Tuesday, December 02, 2008

A funny

I was working late tonight because there is a lot of work. My new assignment is going to keep me busy, but I really am enjoying the work and it is something that will probably sound very egotistical, but I'm good at it. But, with coming up to speed in the new area, and being out last week, and trying to recover from the weekend, I was way behind and needed to catch up and tonight was the night. Now, I'm on an adrenaline rush and I'm finding it hard to unwind and get to bed, which I'm sure isn't a good thing.

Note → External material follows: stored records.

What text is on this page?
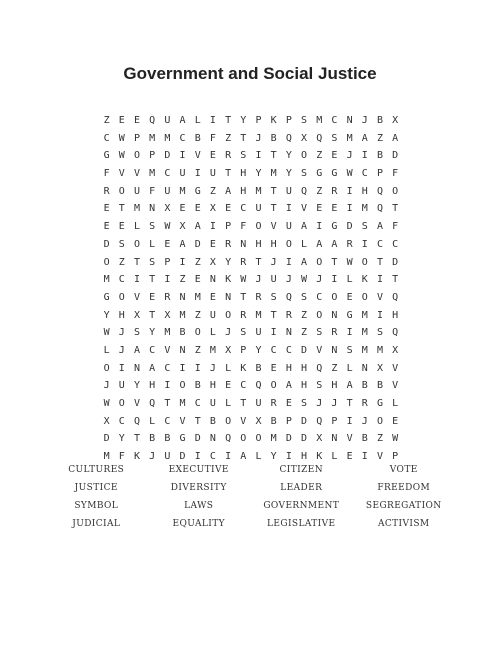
Government and Social Justice
Z E E Q U A L I T Y P K P S M C N J B X
C W P M M C B F Z T J B Q X Q S M A Z A
G W O P D I V E R S I T Y O Z E J I B D
F V V M C U I U T H Y M Y S G G W C P F
R O U F U M G Z A H M T U Q Z R I H Q O
E T M N X E E X E C U T I V E E I M Q T
E E L S W X A I P F O V U A I G D S A F
D S O L E A D E R N H H O L A A R I C C
O Z T S P I Z X Y R T J I A O T W O T D
M C I T I Z E N K W J U J W J I L K I T
G O V E R N M E N T R S Q S C O E O V Q
Y H X T X M Z U O R M T R Z O N G M I H
W J S Y M B O L J S U I N Z S R I M S Q
L J A C V N Z M X P Y C C D V N S M M X
O I N A C I I J L K B E H H Q Z L N X V
J U Y H I O B H E C Q O A H S H A B B V
W O V Q T M C U L T U R E S J J T R G L
X C Q L C V T B O V X B P D Q P I J O E
D Y T B B G D N Q O O M D D X N V B Z W
M F K J U D I C I A L Y I H K L E I V P
CULTURES	EXECUTIVE	CITIZEN	VOTE
JUSTICE	DIVERSITY	LEADER	FREEDOM
SYMBOL	LAWS	GOVERNMENT	SEGREGATION
JUDICIAL	EQUALITY	LEGISLATIVE	ACTIVISM
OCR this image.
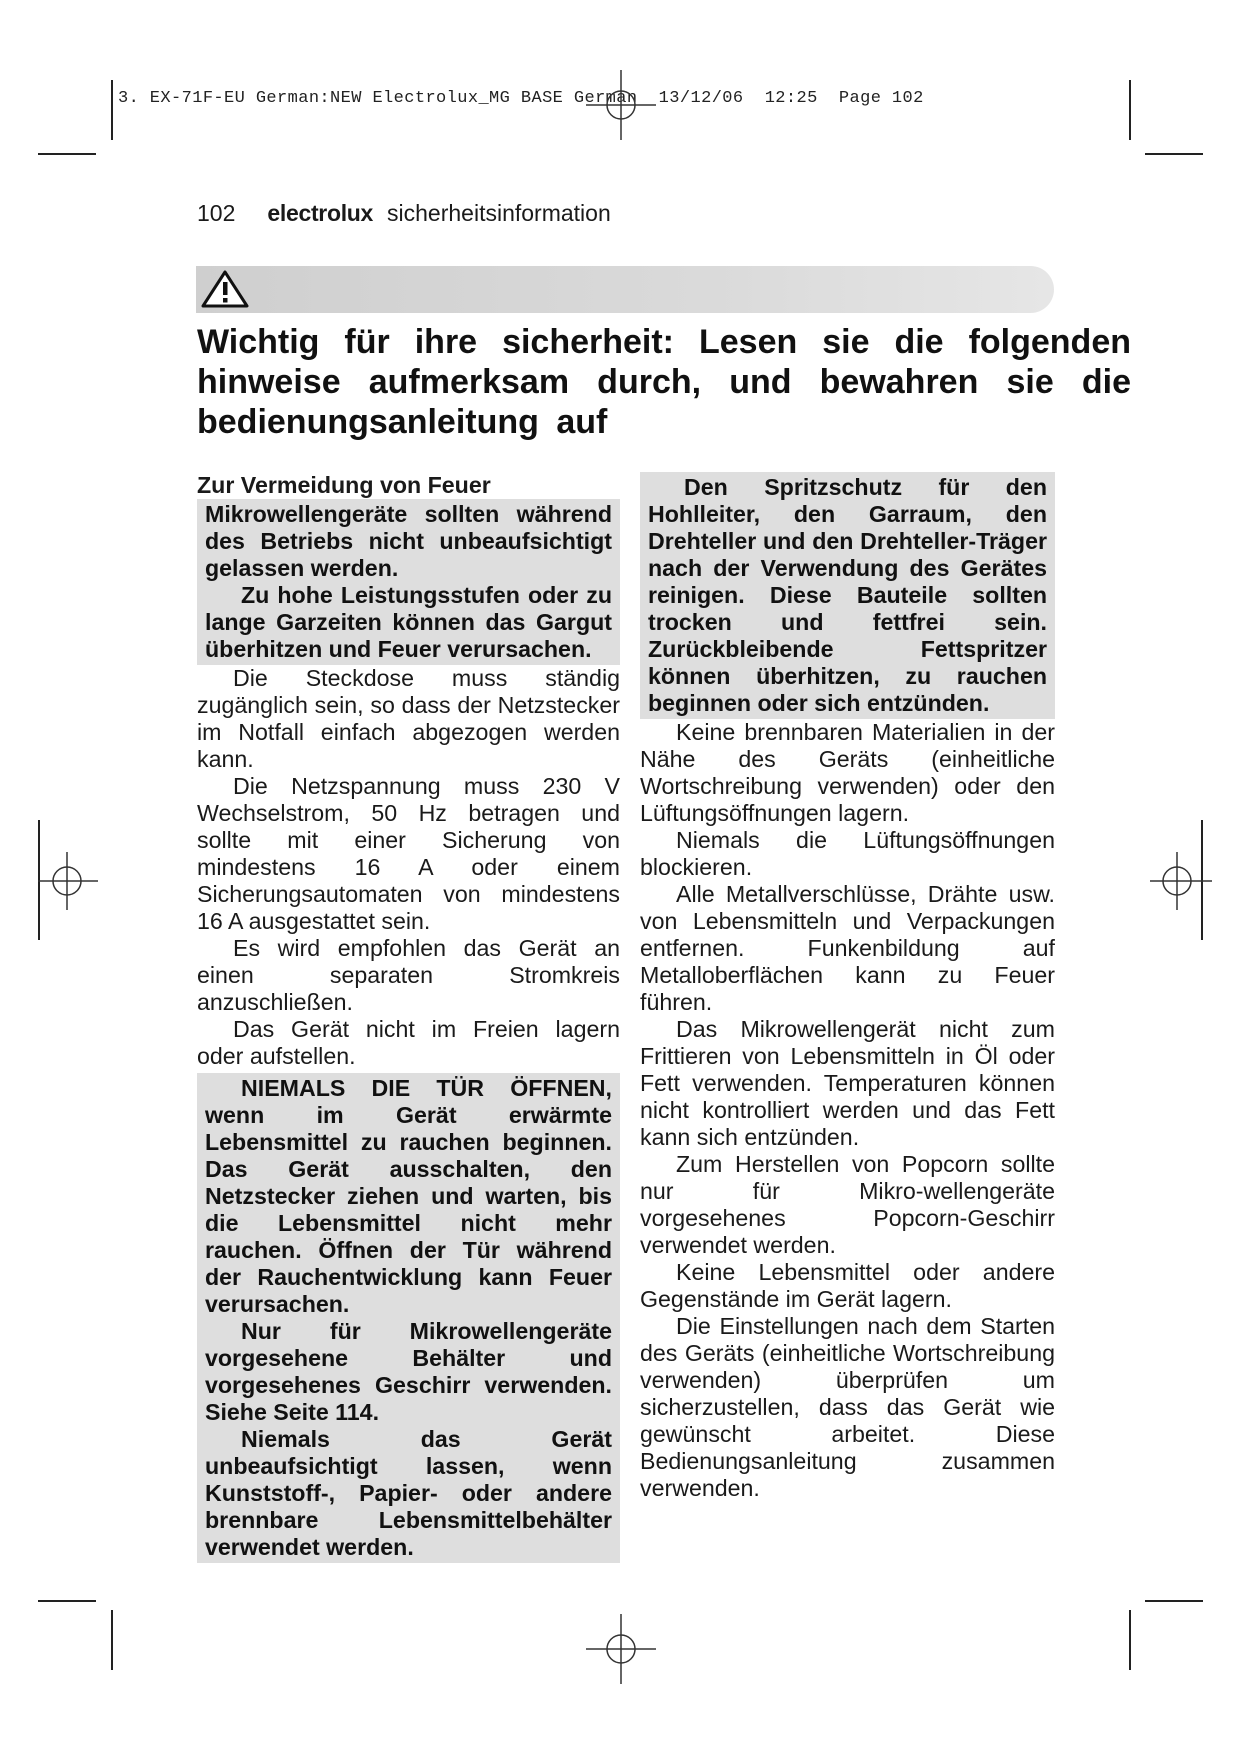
3. EX-71F-EU German:NEW Electrolux_MG BASE German  13/12/06  12:25  Page 102
102 electrolux sicherheitsinformation
Wichtig für ihre sicherheit: Lesen sie die folgenden hinweise aufmerksam durch, und bewahren sie die bedienungsanleitung auf

Zur Vermeidung von Feuer

Mikrowellengeräte sollten während des Betriebs nicht unbeaufsichtigt gelassen werden.

Zu hohe Leistungsstufen oder zu lange Garzeiten können das Gargut überhitzen und Feuer verursachen.

Die Steckdose muss ständig zugänglich sein, so dass der Netzstecker im Notfall einfach abgezogen werden kann.

Die Netzspannung muss 230 V Wechselstrom, 50 Hz betragen und sollte mit einer Sicherung von mindestens 16 A oder einem Sicherungsautomaten von mindestens 16 A ausgestattet sein.

Es wird empfohlen das Gerät an einen separaten Stromkreis anzuschließen.

Das Gerät nicht im Freien lagern oder aufstellen.

NIEMALS DIE TÜR ÖFFNEN, wenn im Gerät erwärmte Lebensmittel zu rauchen beginnen. Das Gerät ausschalten, den Netzstecker ziehen und warten, bis die Lebensmittel nicht mehr rauchen. Öffnen der Tür während der Rauchentwicklung kann Feuer verursachen.

Nur für Mikrowellengeräte vorgesehene Behälter und vorgesehenes Geschirr verwenden. Siehe Seite 114.

Niemals das Gerät unbeaufsichtigt lassen, wenn Kunststoff-, Papier- oder andere brennbare Lebensmittelbehälter verwendet werden.

Den Spritzschutz für den Hohlleiter, den Garraum, den Drehteller und den Drehteller-Träger nach der Verwendung des Gerätes reinigen. Diese Bauteile sollten trocken und fettfrei sein. Zurückbleibende Fettspritzer können überhitzen, zu rauchen beginnen oder sich entzünden.

Keine brennbaren Materialien in der Nähe des Geräts (einheitliche Wortschreibung verwenden) oder den Lüftungsöffnungen lagern.

Niemals die Lüftungsöffnungen blockieren.

Alle Metallverschlüsse, Drähte usw. von Lebensmitteln und Verpackungen entfernen. Funkenbildung auf Metalloberflächen kann zu Feuer führen.

Das Mikrowellengerät nicht zum Frittieren von Lebensmitteln in Öl oder Fett verwenden. Temperaturen können nicht kontrolliert werden und das Fett kann sich entzünden.

Zum Herstellen von Popcorn sollte nur für Mikro-wellengeräte vorgesehenes Popcorn-Geschirr verwendet werden.

Keine Lebensmittel oder andere Gegenstände im Gerät lagern.

Die Einstellungen nach dem Starten des Geräts (einheitliche Wortschreibung verwenden) überprüfen um sicherzustellen, dass das Gerät wie gewünscht arbeitet. Diese Bedienungsanleitung zusammen verwenden.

I was wrapping up work and going to move N from the swing to her crib....again. She had been previously asleep in her bed and woke up screaming in her I'm inconsolable mode and the solution was the swing. My neighbor lent me her old swing so we now have two and have them in such a manner that the babes can see each other. N just snuggles in the new one and looks like such a rolly polly. I'll have to pull out the camera and take some pictures. I forgot it at Thanksgiving. N was 13 lbs 8 oz last Friday. R was 13 lbs 4 oz. Max is very concerned that only N has been using the new swing and I've been instructed to move them and let R have a go at it. We have the swing R has been using up against the counter under the cool air humidifier. He's doing fine right now. Almost no wheezing and only a bit of coughing, but it is regular coughing. Both still have a fair amount of congestion, but they are both on the up hill climb unless we get something else brought into the house of germs. I was able to convince the peds office that we didn't need to come in this week for a visit as instructed in the hospital discharge reports since we are going to be back soon anyway for their 6 month check up and second synigis shot.

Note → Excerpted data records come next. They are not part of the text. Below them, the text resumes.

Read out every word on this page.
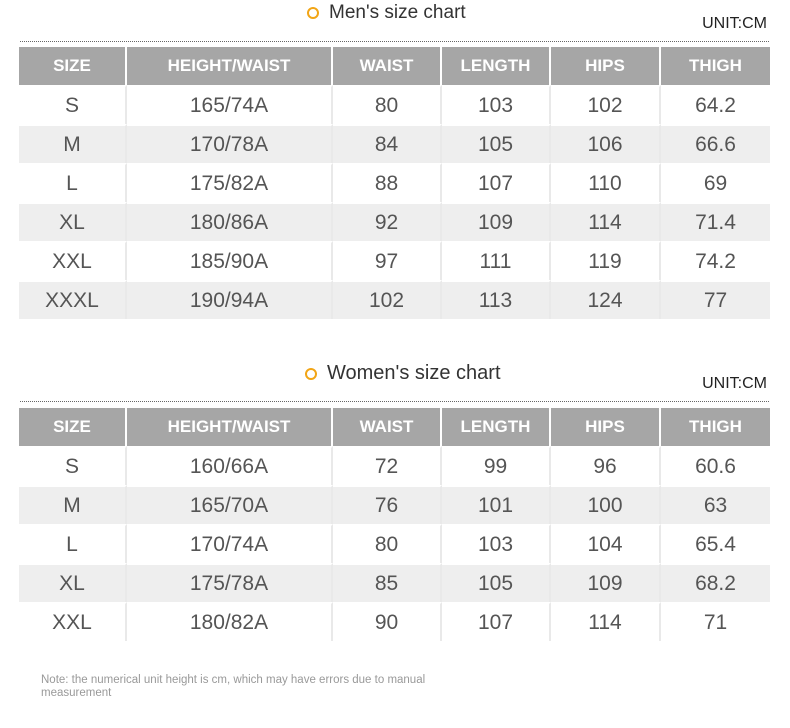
Men's size chart
UNIT:CM
SIZE	HEIGHT/WAIST	WAIST	LENGTH	HIPS	THIGH
S	165/74A	80	103	102	64.2
M	170/78A	84	105	106	66.6
L	175/82A	88	107	110	69
XL	180/86A	92	109	114	71.4
XXL	185/90A	97	111	119	74.2
XXXL	190/94A	102	113	124	77
Women's size chart	UNIT:CM
SIZE	HEIGHT/WAIST	WAIST	LENGTH	HIPS	THIGH
S	160/66A	72	99	96	60.6
M	165/70A	76	101	100	63
L	170/74A	80	103	104	65.4
XL	175/78A	85	105	109	68.2
XXL	180/82A	90	107	114	71
Note: the numerical unit height is cm, which may have errors due to manual measurement
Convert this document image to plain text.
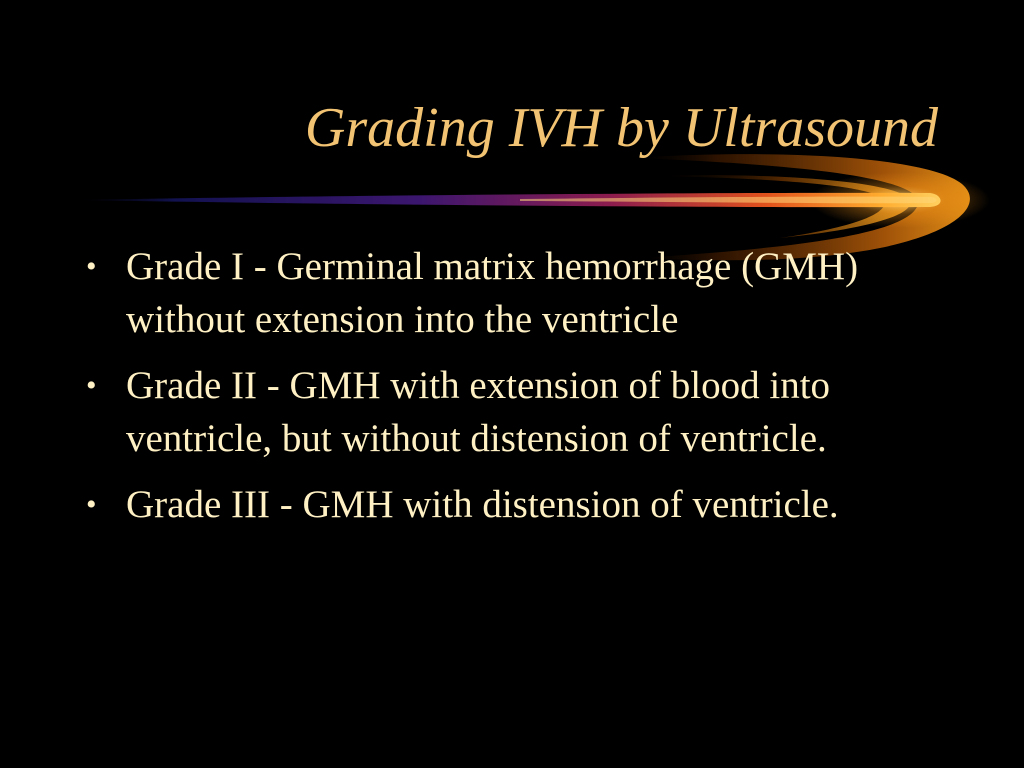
Grading IVH by Ultrasound
• Grade I - Germinal matrix hemorrhage (GMH) without extension into the ventricle
• Grade II - GMH with extension of blood into ventricle, but without distension of ventricle.
• Grade III - GMH with distension of ventricle.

Speaking of synigis, I got a call from the supplier today asking some questions and about shipping it to the docs for the second installment and the rep asked whether they had been hospitalized while taking it due to respiratory issues among several other routine type questions. She had to catch herself and do a double take when I responded yes. I guess she doesn't get that much. :) Just made me laugh.

Now, here is the funny....I was wrapping up work and was clearing dishes out of my office and going to move N, and I had this ah ha, gut type thought? reaction? moment? where it hit me ....

I HAVE TWINS. Holy Crap. I have babies. Two of them. Twins.

Considering all that we have been through since June and that they are now almost 6 months. I just found my awe and disbelief quite amusing and amazing. I guess it was a bit of a delayed reaction. I'm still laughing at myself a bit over it.

Monday, December 01, 2008

Things I have learned

1) Even the hospital didn't think it was necessary to have R on oxygen taped up to his face. They had a "blow by" of cool most air out of a tube somewhat directed at his face. I'd be willing to do that while he sleeps if I had the right equipment. I feel slightly vindicated. Although the admitting doc gave the best explanation yet of why the pulmonaligist wanted to err on the side of caution.

2) You don't necessarily have to use the face mask on the nebulizer. Yes, it may be more effective, but just blowing it at the nose can be considered good enough if the mask freaks out the patient.

3) You can and probably should use the bulb syringe to suction the mouth/back of the throat when clearing the nose. Boy did I get a lot of phlegm when I did this. A lot. Less for them to need to cough up and to possibly get into the airways/lungs. Yes, they don't like it, but it does fall into the good for you/very effective category.

4) What "pulling" means in regards to breathing and why it is bad. I'm still not all that good at hearing wheezing. Yes, I can hear it in R, but pretty anyone even vaguely around him will hear that it is so bad right now. They say N is wheezing a bit as well, but I can't really hear it in her.

5) Even though the directions may say to only give a breathing treatment every 4 hours as needed, really, you can do it as often as needed much more frequently if needed to try to get breathing airways open and less pulling and wheezing.